Мы сидим и молчим. А официант похож на Блока, и от пива веет свежестью моря.

— Ты знаешь, Сашка, — говорю я, — что-то мне не пишется. Время идет, а я целыми днями вот как сегодня…

— Брось, — говорит Сашка, — знаешь, как сказал Ренуар? Больше всего работаешь, когда ничего не делаешь. Хорошо, верно?

Я киваю, а Сашка вдруг поднимается.

— Ко мне? — спрашиваю я.

— Домой, — говорит он, — если сегодня не помирюсь, буду разводиться.

Он уходит, я остаюсь и думаю о своей больной печени. Вот опять, кажется, кольнуло. Так и проходит жизнь.

На мягкой салфетке я хочу записать: «Косолапая лошадь», — но, оказывается, забыл ручку дома.
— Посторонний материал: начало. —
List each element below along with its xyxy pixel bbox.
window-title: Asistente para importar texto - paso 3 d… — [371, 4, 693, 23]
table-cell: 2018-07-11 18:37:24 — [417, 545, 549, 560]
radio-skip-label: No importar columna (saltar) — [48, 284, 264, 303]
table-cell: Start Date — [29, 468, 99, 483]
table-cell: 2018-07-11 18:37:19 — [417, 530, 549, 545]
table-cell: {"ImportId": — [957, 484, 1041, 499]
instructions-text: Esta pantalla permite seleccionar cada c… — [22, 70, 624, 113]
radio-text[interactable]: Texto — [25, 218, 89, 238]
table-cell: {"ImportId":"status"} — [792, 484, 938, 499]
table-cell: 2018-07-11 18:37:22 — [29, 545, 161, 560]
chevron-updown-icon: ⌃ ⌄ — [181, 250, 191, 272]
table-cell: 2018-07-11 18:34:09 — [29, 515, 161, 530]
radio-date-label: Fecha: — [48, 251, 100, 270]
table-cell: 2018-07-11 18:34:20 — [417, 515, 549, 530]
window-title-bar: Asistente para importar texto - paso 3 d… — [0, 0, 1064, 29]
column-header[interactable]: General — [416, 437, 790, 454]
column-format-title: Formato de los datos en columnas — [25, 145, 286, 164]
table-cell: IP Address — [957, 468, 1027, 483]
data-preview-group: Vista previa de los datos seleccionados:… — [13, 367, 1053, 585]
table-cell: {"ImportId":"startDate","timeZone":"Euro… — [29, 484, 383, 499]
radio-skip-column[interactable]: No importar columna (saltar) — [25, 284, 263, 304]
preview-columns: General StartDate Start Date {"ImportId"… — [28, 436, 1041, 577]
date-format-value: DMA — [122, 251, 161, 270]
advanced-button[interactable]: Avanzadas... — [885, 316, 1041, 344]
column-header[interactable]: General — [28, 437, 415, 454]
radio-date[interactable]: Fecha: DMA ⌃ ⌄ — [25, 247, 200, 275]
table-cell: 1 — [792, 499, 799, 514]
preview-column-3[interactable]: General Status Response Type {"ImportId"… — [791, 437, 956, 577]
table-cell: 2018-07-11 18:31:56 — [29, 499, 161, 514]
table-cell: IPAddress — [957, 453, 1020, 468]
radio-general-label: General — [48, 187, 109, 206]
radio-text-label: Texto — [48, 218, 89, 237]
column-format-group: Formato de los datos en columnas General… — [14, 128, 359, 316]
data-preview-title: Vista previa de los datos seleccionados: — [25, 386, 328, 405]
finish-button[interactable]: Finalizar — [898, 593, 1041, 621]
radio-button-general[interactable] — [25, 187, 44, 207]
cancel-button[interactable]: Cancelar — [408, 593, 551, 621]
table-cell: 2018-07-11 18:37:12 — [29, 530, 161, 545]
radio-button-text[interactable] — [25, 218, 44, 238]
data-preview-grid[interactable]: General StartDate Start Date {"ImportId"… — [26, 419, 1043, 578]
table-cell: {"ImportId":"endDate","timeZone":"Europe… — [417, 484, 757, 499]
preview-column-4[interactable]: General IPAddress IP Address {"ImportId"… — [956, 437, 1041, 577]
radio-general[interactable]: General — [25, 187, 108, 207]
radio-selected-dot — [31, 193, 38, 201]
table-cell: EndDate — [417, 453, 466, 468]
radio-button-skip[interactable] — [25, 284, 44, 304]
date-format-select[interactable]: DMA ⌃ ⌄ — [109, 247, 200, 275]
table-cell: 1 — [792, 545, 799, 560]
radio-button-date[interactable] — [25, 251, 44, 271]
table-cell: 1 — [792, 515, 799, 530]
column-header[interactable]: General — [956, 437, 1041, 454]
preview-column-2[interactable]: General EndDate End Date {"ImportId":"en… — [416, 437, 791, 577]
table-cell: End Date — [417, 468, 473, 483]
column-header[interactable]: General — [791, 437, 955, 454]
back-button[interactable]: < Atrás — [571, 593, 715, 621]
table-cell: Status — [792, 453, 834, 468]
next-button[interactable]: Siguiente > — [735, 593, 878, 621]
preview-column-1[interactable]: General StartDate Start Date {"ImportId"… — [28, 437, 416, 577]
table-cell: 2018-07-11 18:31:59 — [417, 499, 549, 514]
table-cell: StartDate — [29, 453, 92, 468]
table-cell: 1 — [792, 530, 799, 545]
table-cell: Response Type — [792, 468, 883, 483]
Смятую салфетку я бросаю в пепельницу на горку окурков и выхожу на улицу.

У самого входа в бар кто-то разбил бутылку. От красноватого пятна, расползшегося по асфальту, пахнет сладко и чуть-чуть грустно.

В пустом голубом троллейбусе я утешаю себя сразу полюбившейся мне мыслью Ренуара. Я придумываю сюжеты будущих своих произведений, все мне кажется легко достижимым, я хочу за стол, хочу взять ручку, пододвинуть стопку бумаги. Но я знаю — сегодня писать не придется. Будет много упреков: где я был, почему не взял Андрюшку из садика, когда наконец начну зарабатывать деньги…

Так и есть. Жена кричит, плачет.

— Ты абсолютно ничего не понимаешь в литературном процессе, — говорю я. — У меня свой метод работы. Я не могу, как Золя, прочитав в газете заметку, сделать из нее целый роман. Я не могу, как Сименон, выпускать по роману в год. У нас просто не хватит на это издательских мощностей.

Я ухожу в кухню и записываю на обрывке бумаги: «Косолапая лошадь».

В мечтах у меня: поработать ночью, как любил Достоевский.

Но перед тем как лечь, жена находит мою запись.

— «Косолапая лошадь», — читает она. — Это ты обо мне, да? — А потом начинает плакать. А потом кричать. А потом снова плакать.

Так заканчивается этот день — прообраз дня следующего. Ну можно ли создать что-либо в подобных условиях?